Hageman grew up on a ranch outside of Fort Laramie, Wyoming, the fifth of seven children. The Hageman family had no television or telephone, but Hageman says that they read a lot, talked a lot and were always aware of what was happening in world events.
“My parents were active in politics, they were active in the Stock Growers, my mom was active in Cow-Belles and we just paid an awful lot of attention to what was going on around the world,” she says.
She never wavered from her decision to become an attorney, and her first job out of law school was a one-year clerkship in Wyoming. Then, she wanted to experience a new part of the country and, because her family was so well known in Wyoming, Hageman wanted to make a name for herself on her own merit.
Hageman moved to Michigan in the fall of 1990. Four years later, she knew it was time to return west and moved to Denver, Colorado where she continued to practice law. She returned to Wyoming in 1977 to work for the Attorney General’s office as a trial attorney on Nebraska v. Wyoming, a dispute over the North Platte River, in what would become the first of many water and natural resource cases for her over the ensuing 20 years. Three years later, she and then-partner Kara Brighton opened their own law firm in Cheyenne. When Brighton was appointed to serve on the Public Service Commission in 2013, the firm’s name became known as simply “Hageman Law.”
Hageman has worked on many federal issues, including representing the State of Wyoming in the ‘roadless’ lawsuit.
“The Forest Service put into place the ‘roadless rule’ which denied access, management and use to 58.5 million acres of National Forest Service lands in the U.S., including 3.2 million acres in the state of Wyoming,” she says. “The Forest Service’s regulations have ultimately caused substantial damage to our national forests with catastrophic forest fires and the pine beetle outbreak being just some of the problems associated with that decision.”
It was through her work on the ‘roadless rule’ that Hageman started doing a lot of investigation into what was going on in federal agencies. Her eyes were opened to the fact that federal agencies have been working tirelessly to expand their power and authority in what she saw as being contrary to the foundation of the constitution and the concept of separation of powers.
“Essentially, these agencies are acting as legislators,” Hageman says. “Just like the ‘roadless rule,’ that was not approved by Congress, that was not a law or a bill, that was not debated by the American people. It was a regulation adopted by an agency that has had an enormous impact on those states where has been put into effect.”
Hageman found records and reports demonstrating that the Forest Service knew from the beginning that the ‘roadless rule’ would potentially be destructive to the environment, but they went forward with it.

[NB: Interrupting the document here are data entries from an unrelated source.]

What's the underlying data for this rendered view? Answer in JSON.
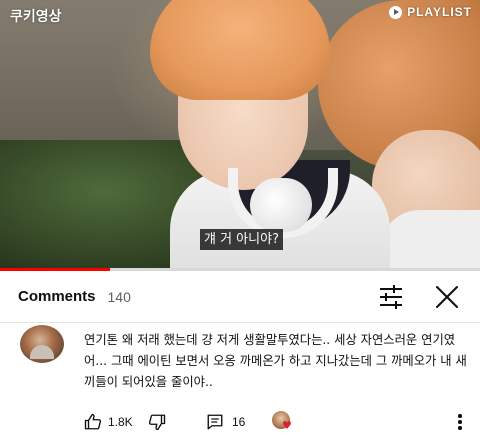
{
  "video": {
    "channel_logo": "쿠키영상",
    "brand_logo": "PLAYLIST",
    "subtitle": "걔 거 아니야?",
    "progress_fraction": 0.23
  },
  "comments_panel": {
    "title": "Comments",
    "count": "140",
    "filter_icon": "sliders-icon",
    "close_icon": "close-icon"
  },
  "comment": {
    "text": "연기톤 왜 저래 했는데 걍 저게 생활말투였다는.. 세상 자연스러운 연기였어... 그때 에이틴 보면서 오옹 까메온가 하고 지나갔는데 그 까메오가 내 새끼들이 되어있을 줄이야..",
    "likes": "1.8K",
    "replies": "16",
    "icons": {
      "like": "thumbs-up-icon",
      "dislike": "thumbs-down-icon",
      "reply": "reply-icon",
      "creator_heart": "creator-heart-icon",
      "more": "more-vertical-icon"
    }
  },
  "colors": {
    "progress": "#ff0000",
    "text": "#0f0f0f",
    "secondary_text": "#606060",
    "heart": "#e01f2b"
  }
}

She is forthcoming about her feelings of what she calls an “overreach by the federal government,” something that she has seen a lot of, especially toward the agricultural industry, and something that as Governor, she hopes to do something about.

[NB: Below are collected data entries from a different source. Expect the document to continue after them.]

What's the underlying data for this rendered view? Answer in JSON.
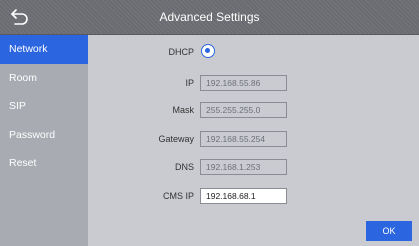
{
  "header": {
    "title": "Advanced Settings",
    "back_icon": "back-arrow-icon"
  },
  "sidebar": {
    "items": [
      {
        "label": "Network",
        "active": true
      },
      {
        "label": "Room",
        "active": false
      },
      {
        "label": "SIP",
        "active": false
      },
      {
        "label": "Password",
        "active": false
      },
      {
        "label": "Reset",
        "active": false
      }
    ]
  },
  "form": {
    "dhcp": {
      "label": "DHCP",
      "selected": true
    },
    "ip": {
      "label": "IP",
      "value": "192.168.55.86"
    },
    "mask": {
      "label": "Mask",
      "value": "255.255.255.0"
    },
    "gateway": {
      "label": "Gateway",
      "value": "192.168.55.254"
    },
    "dns": {
      "label": "DNS",
      "value": "192.168.1.253"
    },
    "cms_ip": {
      "label": "CMS IP",
      "value": "192.168.68.1"
    }
  },
  "buttons": {
    "ok_label": "OK"
  },
  "colors": {
    "accent": "#2b66e0",
    "header": "#707176",
    "sidebar": "#a8abb2",
    "background": "#c9cbd0"
  }
}
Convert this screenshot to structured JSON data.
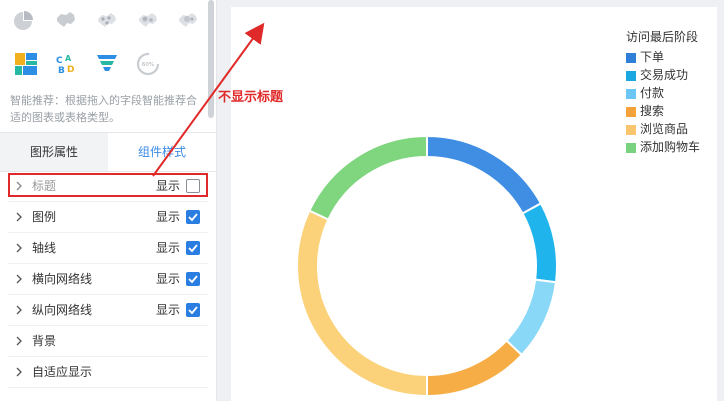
{
  "panel": {
    "chart_type_icons": [
      "pie-icon",
      "china-map-icon",
      "scatter-map-icon",
      "bubble-map-icon",
      "heat-map-icon",
      "treemap-icon",
      "word-cloud-icon",
      "funnel-icon",
      "gauge-icon"
    ],
    "gauge_percent_label": "60%",
    "hint": "智能推荐：根据拖入的字段智能推荐合适的图表或表格类型。",
    "tabs": [
      {
        "label": "图形属性",
        "active": true
      },
      {
        "label": "组件样式",
        "active": false
      }
    ],
    "properties": [
      {
        "label": "标题",
        "show_label": "显示",
        "checked": false
      },
      {
        "label": "图例",
        "show_label": "显示",
        "checked": true
      },
      {
        "label": "轴线",
        "show_label": "显示",
        "checked": true
      },
      {
        "label": "横向网络线",
        "show_label": "显示",
        "checked": true
      },
      {
        "label": "纵向网络线",
        "show_label": "显示",
        "checked": true
      },
      {
        "label": "背景"
      },
      {
        "label": "自适应显示"
      }
    ]
  },
  "annotation": {
    "text": "不显示标题",
    "color": "#e02a2a"
  },
  "legend": {
    "title": "访问最后阶段",
    "items": [
      {
        "label": "下单",
        "color": "#2f7fd8"
      },
      {
        "label": "交易成功",
        "color": "#19a9e0"
      },
      {
        "label": "付款",
        "color": "#6cc6f5"
      },
      {
        "label": "搜索",
        "color": "#f6a23a"
      },
      {
        "label": "浏览商品",
        "color": "#f9c56e"
      },
      {
        "label": "添加购物车",
        "color": "#79d27e"
      }
    ]
  },
  "chart_data": {
    "type": "pie",
    "donut": true,
    "title": "",
    "categories": [
      "下单",
      "交易成功",
      "付款",
      "搜索",
      "浏览商品",
      "添加购物车"
    ],
    "values": [
      17,
      10,
      10,
      13,
      32,
      18
    ],
    "colors": [
      "#3f8ee3",
      "#1fb5ec",
      "#8ad8f8",
      "#f7ad45",
      "#fbd27a",
      "#7fd67f"
    ],
    "legend": "top-right"
  }
}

Throughout her career, Hageman has represented both irrigation districts and private property owners against the EPA’s efforts to use the Clean Water Act to take jurisdiction over small parcels of land in Wyoming. She has worked closely with Wyoming Farm Bureau and other agricultural groups, educating members on current water issues that they need to be aware of to protect their water rights. She worked for 15 years to force the Fish and Wildlife Service to approve the Wyoming Wolf Management Plan, succeeding in February of 2017.
“Harriet has made no qualms about standing up to the federal government on things like the water rights and the endangered species act,” says Ken Hamilton, executive vice president of Wyoming Farm Bureau. “She’s made it pretty clear that she would fight pretty hard for Wyoming and those particular issues.”
Hageman says that she believes that the federal government should not dictate how Wyomingites live their lives, manage their water, raise their food or manage their resources. As Governor, Hageman says that she will ensure agricultural producers are actively involved in the decision making that will affect their industry.
“I want to protect Wyoming, I want to protect Wyoming citizens and I want to protect our industries from this federal overreach and other outside influences,” Hageman says.